A human look - such was the creed of the Magnum Photos Association which he founded in 1947. Henri Cartier-Bresson, Robert Capa, David Seymour and George Rodger founded Magnum photo, a cooperative agency of photojournalists owned and run by themselves. The new team would split assignments between themselves. Henri Cartier-Bresson would be assigned to India and China. George Rodger who had quit Life magazine in London after covering World war II, would cover Africa and the Middle East. David Seymour who spoke most European languages, would work in Europe. Robert Capa would work any where that had an assignment.

It was at Magnum that Henri Cartier-Bresson produced his famous essays. His photography conveyed and adapted a more general approach to express situations that are universally human.

When asked how he come upon the universally adopted term "the decisive moment", he replied: "I have nothing to do with it. I just found the following sentence in the memories of Cardinal de Retz: "Everything in the world has its decisive moment...." and when we were discussing the title for my book with my publisher, he suddenly said: "How about The Decisive moment, for instance" It was a fitting title and now I am a plagiarizer so to speak..... Naturally, the moment is a question of concentration. You must be concentrated, you must think, look, thats all..... The difference between a mediocre and a good picture amounts to a few millimetres..."
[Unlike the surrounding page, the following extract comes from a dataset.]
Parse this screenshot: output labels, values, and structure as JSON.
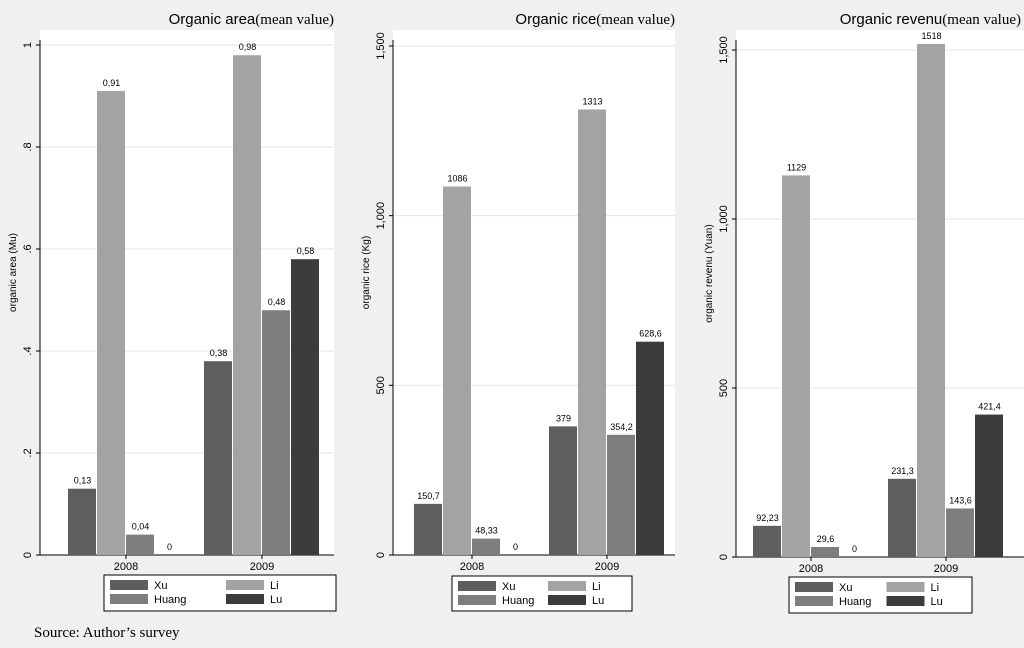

Henri Cartier-Bresson retired from photography in the early 1970's / 1972 and by 1975 no longer took pictures other than the occassional portrait. He became a recluse and lived in an apartment in Paris near the Louvre. Where he returned back to drawing and painting again.

Henri Cartier-Bresson died in Montjustin, Alpes-de-Haute-Provence, France, on August 2004, at the age 95. He was survived by his wife, Martine Franck and daughter Melanie.

"The simultaneous recognition, in a fraction of a second, of the significance of an event as well as the precise organization of forms which gives that event its proper expression..... . In photography, the smallest thing can be a great subject. The little human details can become a leitmotif." - Henri Cartier- Bresson.